Viewers who frequent galleries are familiar with the caption ‘Untitled’ — they know that the artist who has produced this work has chosen not to name it and prefers that the painting speak for itself. Yet, titles are in a way the first and the most accessible tool in the encounter with an artwork. The name of a piece serves as an introduction to the ideas and themes that the artist is trying to communicate and helps the audience form their interpretation.
However, despite the benefits that a good, descriptive name can bring, many artists throughout history have opted out, choosing instead to title their artwork ‘Untitled.’ The reasons behind this are as varied as the works themselves but generally many artists enjoy the idea of offering something to the world on their own terms without any additional context or placement within time or space. Nevertheless, ‘Untitled’ is still a title and leaves one wondering whether the concerned art is what the artist says is art or what the viewer thinks it is. This element of mystery prompts multiple readings.
There are many reasons for not titling artworks, and many philosophies about titling. While some artists think of phrases out of thin air, others struggle with titles. Most artists do not title for a very simple reason: titles come from the intellect and that is not where most art comes from. Many abstract artists do not title their work as they prefer the work to be viewed completely objectively. Some artists want to convey a distinct meaning, others want to confuse, obfuscate or evoke irony. J.M.W. Turner is an example of an artist who used ironic, complex titles — for instance, ‘The Fighting Temeraire tugged to her last berth to be broken up, 1838.’ Tracking untitled artworks online is difficult and they create bookkeeping problems for galleries keeping records of what has been sold to whom. A good title can help sell the artwork and become a part of the buyer’s narrative; conversely, a bad title can hamper sales.
How far does the title of a painting weigh in on understanding the artwork itself?
Surprisingly, titling artworks is a modern phenomenon. The history of the picture title spans the last 300 years. In earlier periods, when works of art were produced for the elite, there was not much need for titles: the patron and artist typically negotiated a picture’s subject, and the eventual owners, more or less, knew what they would be seeing.

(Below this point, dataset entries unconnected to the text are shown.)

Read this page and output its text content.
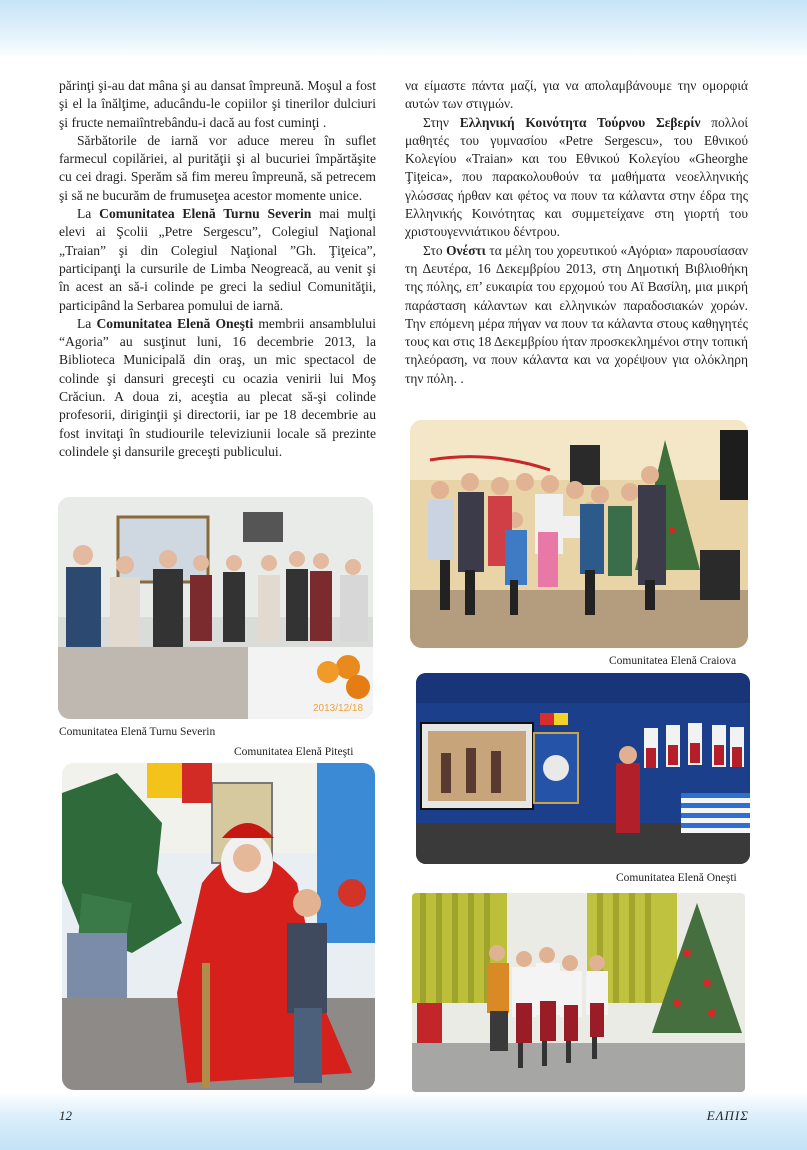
părinţi şi-au dat mâna şi au dansat împreună. Moşul a fost şi el la înălţime, aducându-le copiilor şi tinerilor dulciuri şi fructe nemaiîntrebându-i dacă au fost cuminţi .

Sărbătorile de iarnă vor aduce mereu în suflet farmecul copilăriei, al purităţii şi al bucuriei împărtăşite cu cei dragi. Sperăm să fim mereu împreună, să petrecem şi să ne bucurăm de frumuseţea acestor momente unice.

La Comunitatea Elenă Turnu Severin mai mulţi elevi ai Şcolii „Petre Sergescu”, Colegiul Naţional „Traian” şi din Colegiul Naţional ”Gh. Ţiţeica”, participanţi la cursurile de Limba Neogreacă, au venit şi în acest an să-i colinde pe greci la sediul Comunităţii, participând la Serbarea pomului de iarnă.

La Comunitatea Elenă Oneşti membrii ansamblului “Agoria” au susţinut luni, 16 decembrie 2013, la Biblioteca Municipală din oraş, un mic spectacol de colinde şi dansuri greceşti cu ocazia venirii lui Moş Crăciun. A doua zi, aceştia au plecat să-şi colinde profesorii, diriginţii şi directorii, iar pe 18 decembrie au fost invitaţi în studiourile televiziunii locale să prezinte colindele şi dansurile greceşti publicului.

να είμαστε πάντα μαζί, για να απολαμβάνουμε την ομορφιά αυτών των στιγμών.

Στην Ελληνική Κοινότητα Τούρνου Σεβερίν πολλοί μαθητές του γυμνασίου «Petre Sergescu», του Εθνικού Κολεγίου «Traian» και του Εθνικού Κολεγίου «Gheorghe Ţiţeica», που παρακολουθούν τα μαθήματα νεοελληνικής γλώσσας ήρθαν και φέτος να πουν τα κάλαντα στην έδρα της Ελληνικής Κοινότητας και συμμετείχανε στη γιορτή του χριστουγεννιάτικου δέντρου.

Στο Ονέστι τα μέλη του χορευτικού «Αγόρια» παρουσίασαν τη Δευτέρα, 16 Δεκεμβρίου 2013, στη Δημοτική Βιβλιοθήκη της πόλης, επ’ ευκαιρία του ερχομού του Αϊ Βασίλη, μια μικρή παράσταση κάλαντων και ελληνικών παραδοσιακών χορών. Την επόμενη μέρα πήγαν να πουν τα κάλαντα στους καθηγητές τους και στις 18 Δεκεμβρίου ήταν προσκεκλημένοι στην τοπική τηλεόραση, να πουν κάλαντα και να χορέψουν για ολόκληρη την πόλη. .

2013/12/18
Comunitatea Elenă Turnu Severin
Comunitatea Elenă Piteşti
Comunitatea Elenă Craiova
Comunitatea Elenă Oneşti
12	ΕΛΠΙΣ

Works of art that remained site-specific and visible largely to a local population also didn’t require titles. Think of an altar in a local church or a fresco in a princely palace. But, when images begin to circulate widely, the art market grew and public viewing spaces, such as the 18th century salons or modern museums, were established. Art criticism evolved and people began to connect images with titles and descriptions. At the same time, new technological developments, from popular prints to computer images, allowed for inexpensive reproductions to reach a wider audience.
Dealers, writers, poets and curators were the most common source of titles. Edouard Manet painted his most famous work in 1863 but it remained unnamed. The poet and critic Charles Baudelaire referred to it the following year as ‘Nude with a Black Cat’ but it was Manet’s friend Zacharie Astruc, a critic and fellow painter, who named the painting ‘Olympia’, which Manet used when he submitted the work to the 1865 salon.
Even modern pictures often derive their titles from middlemen. Jackson Pollock’s ‘Pasiphaë’ (1943) appears to have been named after the mythical queen who cuckolded King Minos and gave birth to the Minotaur, and some distinguished commentators interpreted it accordingly. But Pollock had actually intended to title his painting ‘Moby Dick’: it was a museum curator who came up with ‘Pasiphaë.’ “Who the hell is Pasiphaë?” the artist is reported to have inquired.
Yet even when modern scholars have good reason to question a traditional title, both that title and the interpretation it implies can be almost impossible to change. In the 19th century, commentators realised that Rembrandt’s ‘The Night Watch’ neither depicted a watch nor took place at night. But the painting continues to be recognised by that name.
Giving a title to a work of art is relative to the artist’s preference and viewer /buyer perception but historian E.H. Gombrich points out that, “The chance of a correct reading of the image is governed by three variables: the code, the caption and the context. Jointly the media of word and image increase the probability of a correct reconstruction.”